George Hand Wright Biography

George Hand Wright

American

1872-1951

Biography

 

George Hand Wright, painter, etcher, and illustrator, was born in Fox Chase, Pennsylvania on 6 August 1872. His father was a blacksmith which accounts for his fondness of rural scenes. Wright studied at the Spring Garden Institute, a private technical college in Philadelphia, where he was apprenticed to a lithographer. At the Pennsylvania Academy of the Fine Arts, he studied under Robert Vonnoh and his classmates included Robert Henri, John Sloan, and William Glackens.

 

Early in his career, Wright worked in New York City as an illustrator for The Century Magazine, Scribner’s, Harper’s Monthly Magazine, The Saturday Evening Post, and The Inland Printer. He also created several posters for World War I, commissioned by the Emergency Fleet Corporation, and he illustrated Norse Stories Retold from the Edda by Hamilton Wright Mabie.

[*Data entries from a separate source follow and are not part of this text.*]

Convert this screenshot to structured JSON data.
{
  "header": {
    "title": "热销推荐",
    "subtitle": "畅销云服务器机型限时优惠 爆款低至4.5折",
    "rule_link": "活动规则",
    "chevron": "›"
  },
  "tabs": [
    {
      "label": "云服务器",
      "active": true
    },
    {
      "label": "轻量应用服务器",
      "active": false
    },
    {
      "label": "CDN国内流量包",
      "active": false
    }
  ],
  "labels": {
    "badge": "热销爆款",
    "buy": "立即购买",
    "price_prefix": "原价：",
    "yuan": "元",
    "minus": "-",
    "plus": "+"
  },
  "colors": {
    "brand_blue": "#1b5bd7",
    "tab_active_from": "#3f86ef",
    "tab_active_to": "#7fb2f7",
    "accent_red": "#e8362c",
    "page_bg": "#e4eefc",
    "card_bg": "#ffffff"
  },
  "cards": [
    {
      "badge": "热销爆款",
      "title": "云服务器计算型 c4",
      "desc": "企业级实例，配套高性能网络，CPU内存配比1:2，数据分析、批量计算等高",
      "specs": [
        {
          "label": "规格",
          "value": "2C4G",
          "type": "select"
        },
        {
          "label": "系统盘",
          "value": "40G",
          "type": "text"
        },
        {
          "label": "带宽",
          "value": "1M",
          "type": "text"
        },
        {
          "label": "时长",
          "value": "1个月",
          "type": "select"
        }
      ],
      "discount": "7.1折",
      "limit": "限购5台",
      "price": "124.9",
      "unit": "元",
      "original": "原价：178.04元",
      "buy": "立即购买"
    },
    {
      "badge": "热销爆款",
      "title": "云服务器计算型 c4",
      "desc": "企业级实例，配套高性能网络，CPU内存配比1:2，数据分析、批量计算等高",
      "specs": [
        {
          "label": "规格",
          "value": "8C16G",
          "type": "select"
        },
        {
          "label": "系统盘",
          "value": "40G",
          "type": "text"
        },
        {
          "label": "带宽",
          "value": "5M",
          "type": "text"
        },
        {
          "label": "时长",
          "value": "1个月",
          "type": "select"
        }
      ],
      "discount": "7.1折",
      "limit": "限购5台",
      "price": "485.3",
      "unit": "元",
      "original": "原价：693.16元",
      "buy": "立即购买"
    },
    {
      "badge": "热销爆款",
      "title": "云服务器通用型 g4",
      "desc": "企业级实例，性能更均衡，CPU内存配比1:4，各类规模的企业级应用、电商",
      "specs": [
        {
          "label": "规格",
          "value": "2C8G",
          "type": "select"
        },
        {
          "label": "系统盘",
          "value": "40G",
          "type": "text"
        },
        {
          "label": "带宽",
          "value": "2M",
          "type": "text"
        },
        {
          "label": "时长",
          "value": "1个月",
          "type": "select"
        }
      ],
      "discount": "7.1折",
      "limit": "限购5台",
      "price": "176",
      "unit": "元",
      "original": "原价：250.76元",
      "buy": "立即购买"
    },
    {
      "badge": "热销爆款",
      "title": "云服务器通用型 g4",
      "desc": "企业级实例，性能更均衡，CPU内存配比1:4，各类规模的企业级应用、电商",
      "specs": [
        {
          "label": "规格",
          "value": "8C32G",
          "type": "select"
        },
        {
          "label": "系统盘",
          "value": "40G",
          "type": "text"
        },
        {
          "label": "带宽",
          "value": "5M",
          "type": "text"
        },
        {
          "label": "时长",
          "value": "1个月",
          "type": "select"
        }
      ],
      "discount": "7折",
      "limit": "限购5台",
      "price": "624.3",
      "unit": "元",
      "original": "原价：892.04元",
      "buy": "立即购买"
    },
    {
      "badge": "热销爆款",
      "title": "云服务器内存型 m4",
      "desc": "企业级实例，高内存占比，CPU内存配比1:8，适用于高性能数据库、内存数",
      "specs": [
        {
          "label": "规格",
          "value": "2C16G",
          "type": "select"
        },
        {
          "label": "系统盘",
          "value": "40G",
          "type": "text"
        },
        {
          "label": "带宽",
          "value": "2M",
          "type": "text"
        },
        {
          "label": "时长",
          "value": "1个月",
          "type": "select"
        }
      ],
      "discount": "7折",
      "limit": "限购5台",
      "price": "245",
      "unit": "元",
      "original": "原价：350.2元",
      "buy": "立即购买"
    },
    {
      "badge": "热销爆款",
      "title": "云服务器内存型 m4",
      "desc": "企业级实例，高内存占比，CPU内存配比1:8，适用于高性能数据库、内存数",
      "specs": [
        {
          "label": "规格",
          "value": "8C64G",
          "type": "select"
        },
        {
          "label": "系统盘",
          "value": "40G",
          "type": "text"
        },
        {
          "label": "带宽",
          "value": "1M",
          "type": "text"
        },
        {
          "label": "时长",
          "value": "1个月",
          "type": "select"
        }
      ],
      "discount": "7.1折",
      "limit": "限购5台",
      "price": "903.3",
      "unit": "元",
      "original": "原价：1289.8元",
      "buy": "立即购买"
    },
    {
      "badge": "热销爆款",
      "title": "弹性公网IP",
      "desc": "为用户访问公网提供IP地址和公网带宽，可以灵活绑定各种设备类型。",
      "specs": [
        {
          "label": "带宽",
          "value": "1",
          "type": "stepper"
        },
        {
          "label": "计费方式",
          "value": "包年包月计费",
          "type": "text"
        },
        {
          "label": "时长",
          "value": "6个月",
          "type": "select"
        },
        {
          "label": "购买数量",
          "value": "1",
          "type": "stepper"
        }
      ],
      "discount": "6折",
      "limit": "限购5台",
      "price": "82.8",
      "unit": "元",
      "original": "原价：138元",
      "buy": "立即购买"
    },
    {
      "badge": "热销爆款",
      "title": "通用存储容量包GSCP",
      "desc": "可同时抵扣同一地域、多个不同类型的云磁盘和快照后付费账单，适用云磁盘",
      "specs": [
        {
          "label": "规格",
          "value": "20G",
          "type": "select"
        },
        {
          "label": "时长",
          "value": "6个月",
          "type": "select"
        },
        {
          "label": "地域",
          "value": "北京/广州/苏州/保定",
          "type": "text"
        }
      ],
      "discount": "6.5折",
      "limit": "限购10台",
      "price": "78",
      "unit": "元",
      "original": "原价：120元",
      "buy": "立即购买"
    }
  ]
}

In 1908, Wright and his wife Anne bought a house and thirty acres of land in Westport, Connecticut.

 

Wright became an Associate Member of the National Academy in 1935 and was elected to full Academician in 1939. He was also a member of the Society of American Etchers, the Westport Artists, the Salmagundi Club, the Dutch Treat Club, and a member and past president of the Society of Illustrators. In 1947, Wright help establish the Westport Artists Club and he is considered by many to be the founder of the Westport Artists Colony.

 

The work of George Hand Wright is represented in the collections of the Baltimore Museum of Art, Maryland; the Brandywine Museum of Art, Chadds Ford, Pennsylvania; the Art Institute of Chicago, Illinois; the Currier Museum of Art, Manchester, New Hampshire; the Museum of Modern Art, New York; the Gilcrease Museum, University of Tulsa, Oklahoma; and the Library of Congress, the National Gallery of Art and the Smithsonian American Art Museum, Washington, D.C.

 

George Hand Post died in Westport, Connecticut on 14 March 1951.